Rwanda has warned the world that cases of human trafficking continue to rise everyday – calling for renewed efforts to combat the vice.
The country is hosting a workshop on Combating Trafficking in Human Beings with a Multi-stakeholders’ approach for Central and East Africa.
The workshop, bringing together Law enforcement officers and Criminal Justice practitioners, reviews the current state of Human Trafficking in the region.
Worldwide, according to United Nations Office on Drugs and Crime (UNODC) report, the most common form of human trafficking (79%) is sexual exploitation, with victims predominantly being women and girls.
In a strange scenario, however, women take up the biggest number of human traffickers. The report indicates that second most common form of human trafficking is forced labour.
Human trafficking of children is the most common trend in Africa mostly in the continent’s Western part, the report said.
At the workshop that took place at Onomo Hotel in the capital Kigali on Thursday, Rwanda Investigation Bureau Secretary General Col. Jeannot Ruhunga told participants that trafficked people are vulnerable to life-threatening risks and exploitation, while thousands of people are under intense forced labor, others are engaged in sexual exploitation and some have lost their organs, while others have died.
With numbers, Col. Jeannot said that Rwanda is not left out of the alarming issue.
“Rwanda is also among countries affected by Human Trafficking, and for the last five years, over 189 cases of Human Trafficking and people smuggling involving 378 victims were recorded,” he said.
Last year alone, Col. Ruhunga said, Rwanda Investigations Bureau (RIB) recorded 49 cases involving 80 victims, 78 suspects apprehended and 25 victims rescued and repatriated to their respective countries.
In 2014, President Paul Kagame, while addressing the 12th National Dialogue (Umushyikirano), warned culprits involved in Human Trafficking that Rwanda cannot accept its citizens to be traded like commodities.
At the time, Rwanda National Police had rescued over 60 girls in the past four years who had been victims of Human Trafficking.
In 2017, the Ministry of Justice tabled a new bill seeking to completely overhaul the penal code – with tougher and tighter punishment and deter citizens from getting involved in such crimes.
Under the proposed bill, some punishments would, if passed, attract a 50-year prison sentence once one found guilty of Human Trafficking or attempt to embezzle funds meant for the public.
However, speaking to KT Press on Thursday, Bernard Bashoga – Deputy Clark at Rwanda Parliament said the proposed bill was reshaped under the Organic Law establishing the penal code.
“Yes, that proposed bill was received but we never used it.
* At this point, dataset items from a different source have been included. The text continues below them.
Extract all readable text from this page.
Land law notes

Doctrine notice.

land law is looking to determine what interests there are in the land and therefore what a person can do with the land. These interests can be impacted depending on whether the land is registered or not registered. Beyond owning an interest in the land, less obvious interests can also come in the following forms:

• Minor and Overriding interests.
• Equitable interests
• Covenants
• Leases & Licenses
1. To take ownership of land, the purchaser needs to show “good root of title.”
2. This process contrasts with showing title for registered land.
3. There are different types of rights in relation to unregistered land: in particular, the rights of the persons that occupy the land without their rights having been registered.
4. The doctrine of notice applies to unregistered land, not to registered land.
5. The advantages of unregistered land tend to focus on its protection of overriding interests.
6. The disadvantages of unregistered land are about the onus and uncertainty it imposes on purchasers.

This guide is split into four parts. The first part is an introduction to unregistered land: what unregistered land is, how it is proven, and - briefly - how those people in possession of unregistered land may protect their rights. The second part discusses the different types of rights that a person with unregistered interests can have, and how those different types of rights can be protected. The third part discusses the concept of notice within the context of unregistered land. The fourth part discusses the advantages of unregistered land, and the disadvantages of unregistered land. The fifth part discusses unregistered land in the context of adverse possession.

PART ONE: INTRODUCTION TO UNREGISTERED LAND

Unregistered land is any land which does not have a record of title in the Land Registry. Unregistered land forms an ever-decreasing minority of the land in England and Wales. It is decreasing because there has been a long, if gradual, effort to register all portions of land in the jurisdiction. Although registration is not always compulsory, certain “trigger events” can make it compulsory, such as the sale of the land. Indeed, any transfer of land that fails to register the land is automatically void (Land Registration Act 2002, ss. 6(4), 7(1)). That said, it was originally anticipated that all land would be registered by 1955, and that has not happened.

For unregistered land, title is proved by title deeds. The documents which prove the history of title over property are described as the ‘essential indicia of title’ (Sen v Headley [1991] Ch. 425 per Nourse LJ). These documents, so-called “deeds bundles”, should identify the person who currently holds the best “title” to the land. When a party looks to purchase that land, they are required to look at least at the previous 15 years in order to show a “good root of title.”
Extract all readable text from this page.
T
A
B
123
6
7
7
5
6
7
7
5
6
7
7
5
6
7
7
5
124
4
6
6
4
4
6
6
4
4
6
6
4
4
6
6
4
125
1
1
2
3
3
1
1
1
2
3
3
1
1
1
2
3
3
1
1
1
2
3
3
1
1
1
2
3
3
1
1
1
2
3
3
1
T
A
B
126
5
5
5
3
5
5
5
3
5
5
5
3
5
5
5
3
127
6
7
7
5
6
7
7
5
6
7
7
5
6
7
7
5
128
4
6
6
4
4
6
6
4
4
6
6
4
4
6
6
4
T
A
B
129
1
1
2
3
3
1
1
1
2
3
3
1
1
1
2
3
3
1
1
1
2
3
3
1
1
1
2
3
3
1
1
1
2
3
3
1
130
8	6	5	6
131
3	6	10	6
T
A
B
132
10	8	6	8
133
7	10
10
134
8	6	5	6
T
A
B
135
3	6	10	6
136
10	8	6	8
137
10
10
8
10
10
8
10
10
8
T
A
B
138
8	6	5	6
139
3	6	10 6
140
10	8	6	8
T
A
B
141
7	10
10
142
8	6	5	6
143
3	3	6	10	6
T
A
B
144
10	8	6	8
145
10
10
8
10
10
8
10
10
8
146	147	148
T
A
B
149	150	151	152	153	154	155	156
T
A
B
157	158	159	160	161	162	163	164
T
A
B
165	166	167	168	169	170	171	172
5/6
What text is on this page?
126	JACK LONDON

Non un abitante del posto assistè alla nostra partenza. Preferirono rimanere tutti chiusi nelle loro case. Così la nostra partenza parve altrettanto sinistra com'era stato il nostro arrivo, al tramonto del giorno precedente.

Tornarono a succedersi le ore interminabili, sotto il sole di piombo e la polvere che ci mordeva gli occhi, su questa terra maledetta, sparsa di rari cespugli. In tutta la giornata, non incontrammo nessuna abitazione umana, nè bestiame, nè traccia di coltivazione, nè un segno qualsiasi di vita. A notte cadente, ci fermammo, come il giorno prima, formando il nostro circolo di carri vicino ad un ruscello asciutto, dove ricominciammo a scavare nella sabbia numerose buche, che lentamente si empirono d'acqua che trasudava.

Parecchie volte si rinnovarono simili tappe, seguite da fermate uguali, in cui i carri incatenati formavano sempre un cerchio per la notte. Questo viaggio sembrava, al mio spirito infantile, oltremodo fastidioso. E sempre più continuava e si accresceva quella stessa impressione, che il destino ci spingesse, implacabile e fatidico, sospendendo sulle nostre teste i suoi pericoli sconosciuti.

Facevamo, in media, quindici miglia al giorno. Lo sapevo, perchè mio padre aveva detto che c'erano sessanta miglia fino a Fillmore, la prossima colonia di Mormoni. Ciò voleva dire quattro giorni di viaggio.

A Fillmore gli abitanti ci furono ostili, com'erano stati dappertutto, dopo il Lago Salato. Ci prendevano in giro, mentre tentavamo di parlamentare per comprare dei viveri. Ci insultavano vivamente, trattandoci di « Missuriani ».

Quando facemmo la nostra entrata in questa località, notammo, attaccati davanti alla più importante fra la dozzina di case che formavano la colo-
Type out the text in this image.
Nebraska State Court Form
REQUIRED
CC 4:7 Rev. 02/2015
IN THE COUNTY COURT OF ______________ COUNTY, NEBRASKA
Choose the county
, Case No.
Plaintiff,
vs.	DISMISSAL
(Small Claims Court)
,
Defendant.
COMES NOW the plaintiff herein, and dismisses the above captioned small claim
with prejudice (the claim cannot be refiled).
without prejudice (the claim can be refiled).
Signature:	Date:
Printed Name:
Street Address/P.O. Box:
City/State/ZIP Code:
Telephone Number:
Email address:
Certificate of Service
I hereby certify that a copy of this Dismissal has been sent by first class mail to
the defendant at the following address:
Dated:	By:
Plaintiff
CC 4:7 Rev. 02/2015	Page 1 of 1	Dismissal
We reviewed what was in the bill and used them in the new penal code,” he said.
Under Law Nº53/2018 of 13/8/2018 regulating Therapeutic, Education and Scientific Utilisation of Organs and Products of the Human Body in its Article 42 on creation or publication of a site for the purpose of trafficking in persons; any person who establishes or publishes a site on an information network, computer hardware or computer system for the purposes of trafficking in human beings or facilitating such a transaction, commits an offence.
Upon conviction, the law says, he/she is liable to imprisonment for a term of not less than ten (10) years and not more than fifteen (15) years and a fine of not less than ten million Rwandan francs (Rwf 10,000,000) and not more than fifteen million Rwandan francs (Rwf15,000,000).
$13 billion enterprise
Despite serious measures in place to combat Human Trafficking in Africa, the vice remains a lucrative enterprise for perpetrators.
A report compiled by the Africa Centre for Strategic Studies last year, reported that human trafficking is a $13.1 billion annual enterprise in the continent.